As relações entre o Irão e Israel, os dois principais rivais regionais, tornaram-se não só o núcleo da política do Médio Oriente, mas também um factor de importância global. O confronto é irreconciliável e não há saída, mesmo hipoteticamente. É natural que estes dois países apareçam no contexto nuclear – Israel como possuidor de facto de armas e o Irão como potência capaz de as produzir. Isto sublinha o estatuto destes dois actores, que é diferente mesmo de estados tão importantes como a Turquia ou a Arábia Saudita. Apesar do discurso contundente, o Irão e Israel agiram com cuidado. Como demonstrou a recente troca de golpes, nenhum dos dois quer ir mais longe, pelo menos não ainda. Mas dentro do “linhas vermelhas” entendida pelas partes, a rivalidade é feroz. E o incentivo mútuo à instabilidade interna é a norma. A situação entre o Irão e os EUA é semelhante, embora aqui a capacidade de compromisso das partes seja um pouco maior. Isto foi demonstrado na última década, durante as negociações sobre o programa nuclear do Irão, mas depois tudo ruiu.

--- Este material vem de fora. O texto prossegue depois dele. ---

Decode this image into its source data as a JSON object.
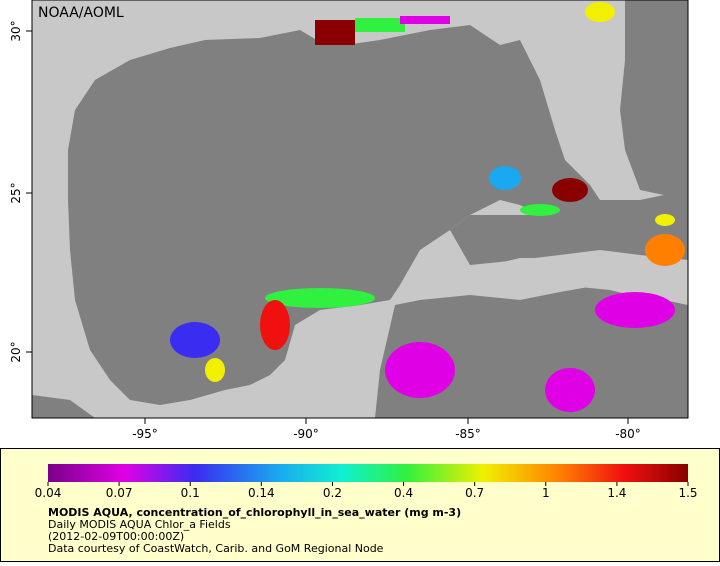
{
  "map": {
    "source": "NOAA/AOML",
    "lon_labels": [
      "-95°",
      "-90°",
      "-85°",
      "-80°"
    ],
    "lat_labels": [
      "20°",
      "25°",
      "30°"
    ]
  },
  "legend": {
    "tick_labels": [
      "0.04",
      "0.07",
      "0.1",
      "0.14",
      "0.2",
      "0.4",
      "0.7",
      "1",
      "1.4",
      "1.5"
    ],
    "title": "MODIS AQUA, concentration_of_chlorophyll_in_sea_water (mg m-3)",
    "lines": [
      "Daily MODIS AQUA Chlor_a Fields",
      "(2012-02-09T00:00:00Z)",
      "Data courtesy of CoastWatch, Carib. and GoM Regional Node"
    ]
  }
}
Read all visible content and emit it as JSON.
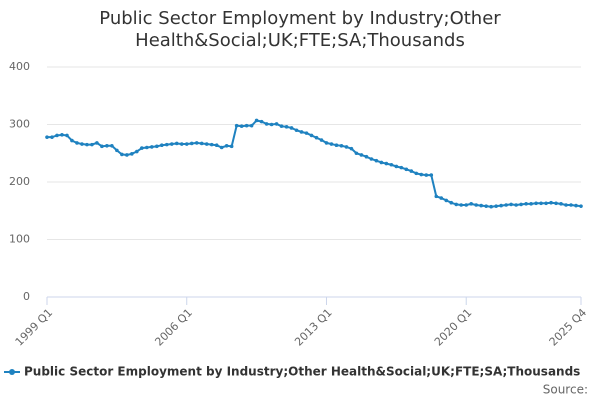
{
  "chart_data": {
    "type": "line",
    "title": "Public Sector Employment by Industry;Other Health&Social;UK;FTE;SA;Thousands",
    "source": "Source:",
    "categories": [
      "1999 Q1",
      null,
      null,
      null,
      null,
      null,
      null,
      null,
      null,
      null,
      null,
      null,
      null,
      null,
      null,
      null,
      null,
      null,
      null,
      null,
      null,
      null,
      null,
      null,
      null,
      null,
      null,
      null,
      "2006 Q1",
      null,
      null,
      null,
      null,
      null,
      null,
      null,
      null,
      null,
      null,
      null,
      null,
      null,
      null,
      null,
      null,
      null,
      null,
      null,
      null,
      null,
      null,
      null,
      null,
      null,
      null,
      null,
      "2013 Q1",
      null,
      null,
      null,
      null,
      null,
      null,
      null,
      null,
      null,
      null,
      null,
      null,
      null,
      null,
      null,
      null,
      null,
      null,
      null,
      null,
      null,
      null,
      null,
      null,
      null,
      null,
      null,
      "2020 Q1",
      null,
      null,
      null,
      null,
      null,
      null,
      null,
      null,
      null,
      null,
      null,
      null,
      null,
      null,
      null,
      null,
      null,
      null,
      null,
      null,
      null,
      null,
      "2025 Q4"
    ],
    "series": [
      {
        "name": "Public Sector Employment by Industry;Other Health&Social;UK;FTE;SA;Thousands",
        "color": "#1f82c0",
        "values": [
          278,
          278,
          281,
          282,
          281,
          272,
          268,
          266,
          265,
          265,
          268,
          262,
          263,
          263,
          255,
          248,
          247,
          249,
          253,
          259,
          260,
          261,
          262,
          264,
          265,
          266,
          267,
          266,
          266,
          267,
          268,
          267,
          266,
          265,
          264,
          260,
          263,
          262,
          298,
          297,
          298,
          298,
          307,
          305,
          301,
          300,
          301,
          297,
          296,
          294,
          290,
          287,
          285,
          281,
          277,
          273,
          268,
          266,
          264,
          263,
          261,
          258,
          250,
          247,
          244,
          240,
          237,
          234,
          232,
          230,
          227,
          225,
          222,
          219,
          215,
          213,
          212,
          212,
          175,
          172,
          168,
          164,
          161,
          160,
          160,
          162,
          160,
          159,
          158,
          157,
          158,
          159,
          160,
          161,
          160,
          161,
          162,
          162,
          163,
          163,
          163,
          164,
          163,
          162,
          160,
          160,
          159,
          158
        ]
      }
    ],
    "ylim": [
      0,
      400
    ],
    "yticks": [
      0,
      100,
      200,
      300,
      400
    ],
    "grid": true,
    "legend": "bottom"
  }
}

Para a liderança iraniana, o mais importante agora é convencer o seu próprio povo e os observadores externos de que a estabilidade do sistema está intacta e que está a funcionar normalmente. Não se devem esperar mudanças na política externa, já que o leme está nas mãos do líder espiritual, Ali Khamenei. Ajustes situacionais são possíveis. Para a Rússia, a morte de Raisi é um acontecimento particularmente triste, porque o presidente era solidário com o nosso país e estava determinado a trabalhar em estreita colaboração connosco. Mas nenhum líder iraniano permitirá uma ruptura com Moscovo. É também verdade que os interesses do Irão e da Rússia não coincidem em todas as áreas, e qualquer homem de topo em Teerão defenderá firmemente as suas próprias posições.